Der Kommandant des spanischen Schiffes hatte sich geweigert an den Kai “Die 4 Winde” festzumachen, weil er meinte, die Wassertiefe sei nicht ausreichend. Diese Entscheidung hat die Landung verspätet: Sie hätte um 7 Uhr beginnen sollen, erst gegen Mittag fing sie tatsächlich an. Letztendlich sind die Migrant*innen in Gruppen von 23 Personen an Bord von zwei Schlauchbooten, die zwischen Schiff und Hafen pendelten, ans Land gekommen.
Auch der Leichnam wurde auf einem Schlauchboot transportiert: Auf ihn wartete niemand, kein Ehrengeleit, kein Fernsehteam, nichts, nur ein schwarzer Sack, als wenn der Leichnam Abfall wäre.

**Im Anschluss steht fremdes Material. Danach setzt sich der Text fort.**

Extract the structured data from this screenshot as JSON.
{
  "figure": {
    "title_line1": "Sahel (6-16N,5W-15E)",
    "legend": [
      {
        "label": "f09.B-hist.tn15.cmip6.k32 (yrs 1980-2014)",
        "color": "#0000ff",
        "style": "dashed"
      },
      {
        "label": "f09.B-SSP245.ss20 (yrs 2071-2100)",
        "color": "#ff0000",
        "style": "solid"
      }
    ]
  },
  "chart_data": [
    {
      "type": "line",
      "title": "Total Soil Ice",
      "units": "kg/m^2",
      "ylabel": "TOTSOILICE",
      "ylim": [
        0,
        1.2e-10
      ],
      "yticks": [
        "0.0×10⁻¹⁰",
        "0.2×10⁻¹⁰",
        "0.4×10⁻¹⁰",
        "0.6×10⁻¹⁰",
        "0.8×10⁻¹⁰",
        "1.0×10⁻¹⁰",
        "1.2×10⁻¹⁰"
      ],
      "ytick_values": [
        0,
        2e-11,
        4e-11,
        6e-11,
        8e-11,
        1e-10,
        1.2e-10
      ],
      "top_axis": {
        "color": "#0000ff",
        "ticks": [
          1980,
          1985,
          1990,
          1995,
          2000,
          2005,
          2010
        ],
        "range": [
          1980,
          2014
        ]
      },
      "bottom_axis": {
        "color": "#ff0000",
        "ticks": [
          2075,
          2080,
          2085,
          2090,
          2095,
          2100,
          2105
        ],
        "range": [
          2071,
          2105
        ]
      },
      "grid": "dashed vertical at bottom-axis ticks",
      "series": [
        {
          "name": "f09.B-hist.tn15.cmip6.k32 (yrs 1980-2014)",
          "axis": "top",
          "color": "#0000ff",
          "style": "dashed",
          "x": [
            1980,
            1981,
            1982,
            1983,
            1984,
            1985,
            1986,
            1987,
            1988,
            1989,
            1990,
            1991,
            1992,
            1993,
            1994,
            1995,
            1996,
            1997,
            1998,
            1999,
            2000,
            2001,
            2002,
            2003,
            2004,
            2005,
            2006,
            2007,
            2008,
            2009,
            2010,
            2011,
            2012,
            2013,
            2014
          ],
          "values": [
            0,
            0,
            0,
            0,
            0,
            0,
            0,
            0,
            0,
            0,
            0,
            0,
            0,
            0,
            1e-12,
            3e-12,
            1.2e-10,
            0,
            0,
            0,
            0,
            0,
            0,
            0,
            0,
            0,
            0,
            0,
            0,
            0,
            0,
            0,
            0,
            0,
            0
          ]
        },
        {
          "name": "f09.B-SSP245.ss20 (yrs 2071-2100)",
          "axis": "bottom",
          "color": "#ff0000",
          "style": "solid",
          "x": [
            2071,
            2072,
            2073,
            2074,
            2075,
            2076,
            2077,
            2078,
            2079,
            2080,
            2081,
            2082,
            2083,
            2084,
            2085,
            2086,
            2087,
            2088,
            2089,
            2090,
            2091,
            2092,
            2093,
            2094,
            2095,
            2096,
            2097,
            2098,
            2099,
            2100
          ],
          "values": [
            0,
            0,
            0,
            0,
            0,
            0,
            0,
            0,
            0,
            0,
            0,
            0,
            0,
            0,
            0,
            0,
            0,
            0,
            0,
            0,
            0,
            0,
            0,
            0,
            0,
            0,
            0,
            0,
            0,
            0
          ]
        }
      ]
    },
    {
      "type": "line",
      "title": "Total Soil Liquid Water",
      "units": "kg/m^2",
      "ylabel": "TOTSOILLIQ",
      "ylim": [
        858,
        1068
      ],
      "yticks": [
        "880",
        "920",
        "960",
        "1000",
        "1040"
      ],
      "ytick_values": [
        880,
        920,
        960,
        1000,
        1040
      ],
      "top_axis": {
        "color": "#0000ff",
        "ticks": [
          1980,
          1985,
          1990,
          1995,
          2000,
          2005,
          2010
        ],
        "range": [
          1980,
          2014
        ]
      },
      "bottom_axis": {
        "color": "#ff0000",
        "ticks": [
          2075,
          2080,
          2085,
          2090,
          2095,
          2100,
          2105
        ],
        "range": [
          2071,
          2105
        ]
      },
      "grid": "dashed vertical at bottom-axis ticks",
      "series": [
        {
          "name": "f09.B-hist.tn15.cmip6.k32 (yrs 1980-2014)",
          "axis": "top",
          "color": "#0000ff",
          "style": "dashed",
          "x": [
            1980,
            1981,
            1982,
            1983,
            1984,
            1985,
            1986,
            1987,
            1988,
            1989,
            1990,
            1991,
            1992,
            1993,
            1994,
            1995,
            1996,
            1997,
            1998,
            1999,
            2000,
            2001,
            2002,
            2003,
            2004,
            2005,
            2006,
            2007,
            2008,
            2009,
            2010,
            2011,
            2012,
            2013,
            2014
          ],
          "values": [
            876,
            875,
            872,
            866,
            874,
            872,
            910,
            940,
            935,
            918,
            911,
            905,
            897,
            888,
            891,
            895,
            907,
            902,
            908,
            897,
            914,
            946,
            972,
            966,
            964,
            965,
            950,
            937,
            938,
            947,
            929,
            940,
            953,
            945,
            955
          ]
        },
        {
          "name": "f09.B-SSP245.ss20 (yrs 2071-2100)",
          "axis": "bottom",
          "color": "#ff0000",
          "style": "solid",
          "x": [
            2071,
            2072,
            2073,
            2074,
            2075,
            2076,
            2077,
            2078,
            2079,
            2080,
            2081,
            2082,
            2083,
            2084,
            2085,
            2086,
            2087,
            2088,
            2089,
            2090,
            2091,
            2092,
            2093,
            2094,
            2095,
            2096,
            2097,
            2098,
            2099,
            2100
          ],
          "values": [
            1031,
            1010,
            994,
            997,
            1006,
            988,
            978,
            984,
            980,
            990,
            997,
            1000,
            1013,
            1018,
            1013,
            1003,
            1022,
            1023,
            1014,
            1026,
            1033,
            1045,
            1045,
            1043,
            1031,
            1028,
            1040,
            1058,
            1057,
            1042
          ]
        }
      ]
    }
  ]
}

In Palermo ist die Prozedur immer die gleiche: Die Ankunft wird in kleinen Teilen aufgeteilt und während die Migrant*innen den Hafen erreichen, werden sie, nach einer ersten vorläufigen Aufteilung, vor-identifiziert, bevor sie sich später im Polizeipräsidium einer kompletten Identifizierung (mit Erfassung der Fingerabdrücke) unterziehen müssen, um dann zum Schluss in die verschiedenen CAS* in Mittel und Nord-Italien gebracht zu werden. Der einzige Unterschied zu den Anlandungen davor war in der Verteilung der Erste-Hilfe-Kits: Die Firma, die seit langem mit dieser Aufgabe beauftragt ist, war bei dieser Anlandung von der Arbeit befreit, weil Caritas Italia, die in diesen Tage in Palermo zu Besuch war, die Erlaubnis bekommen hatte, selbst die Kits zu verteilen. Es sah so aus, als wenn die Vertreter der Caritas, die bei der Ankunft nicht dabei waren und also kein Interesse hatten, die Migrant*innen und den Leichnam zu empfangen, nur eine Bühne suchten, um für ihr Werk Reklame zu machen.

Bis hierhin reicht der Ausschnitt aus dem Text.